Assassin’s Creed: Odyssey is set in 431 BCE. It recounts the secret but fictional history of the Peloponnesian War, which was fought between the city-states of ancient Greece. Players take on the role of a mercenary and will be able to fight for either Athens and the Delian League or the Peloponnesian League led by Sparta’.

Source – https://en.m.wikipedia.org/wiki/Assassin’s_Creed_Odyssey

In terms of developing an authentic representation of the setting for Odyssey the creators of the game explain that to aid development they visited Greece, carried out research on the classical past, read ancient texts and utilised the expertise of a specialist in ancient culture all in order to make the gameplay as authentic and historically accurate as possible. Furthermore, the creators of the game state that….

‘Assassin’s Creed games are about experiencing a key moment in history, a place and time that were host to major historical events. In Assassin’s Creed Odyssey players will visit Ancient Greece during the Peloponnesian War, meeting historical characters like Socrates and Hippocrates. With our new dialogue system, players will be able to truly interact with history, which is something we’re really excited about. So get ready to debate with Socrates!’

Source – http://www.thesixthaxis.com/2018/06/22/assassins-creed-odysseys-creative-director-answered-a-lot-of-questions-from-fans/ass-creed-1113045

Assassin’s Creed: Odyssey and all previous instalments of the ever expanding franchise seems on the face of it a terrific romp into the past in which players have an opportunity to engage with many aspects of history that they may have previously not explored. But in terms of Reception Studies what can we take from this example? Well, consider this – Dunstan Lowe (2009, p.65) points out that the post-modern view of the classical tradition has allowed classics as a subject to expand its parameters into many other disciplines and as a result of this, computer games demonstrate in the literal sense…

‘the best example of classical reception’

By playing such a game, an individual is metaphorically playing with antiquity.

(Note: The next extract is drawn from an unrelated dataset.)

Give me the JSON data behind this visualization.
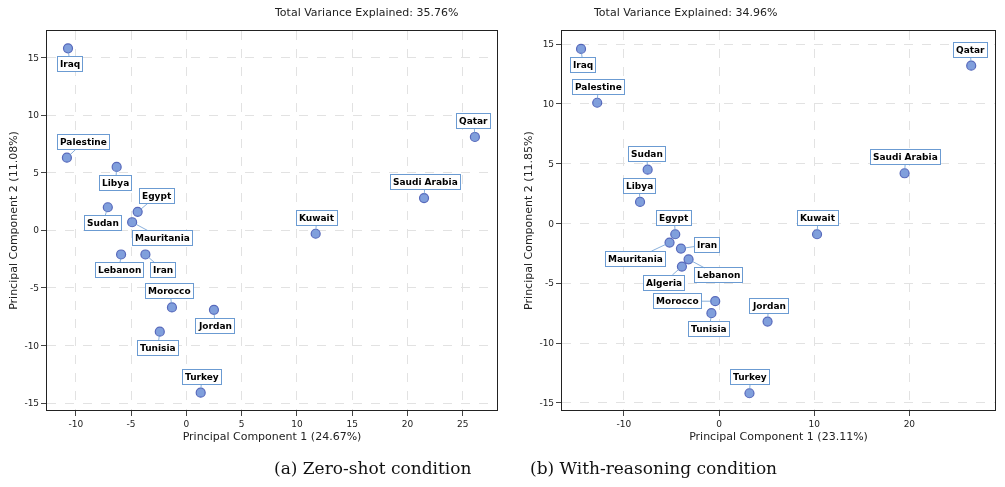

But for me, the most striking aspect of a game such as Assassin’s Creed Odyssey from a receiving point of view is the ability of the gamer to actively engage with the material and build their own experience of antiquity, be it historically authentic or otherwise.

Assassin’s Creed: Odyssey is released on the 5th October 2018 and I think I might give it a go.


Let’s continue this discussion – What do you think?





Lowe, D  (2009) ‘Playing with Antiquity: Video Game Receptions of the Classical World’, in Lowe, D & Shahabudin, K .(eds) Classics For All: Reworking Antiquity in Mass Culture, Cambridge Scholars Publishing, Newcastle, pp. 64-90.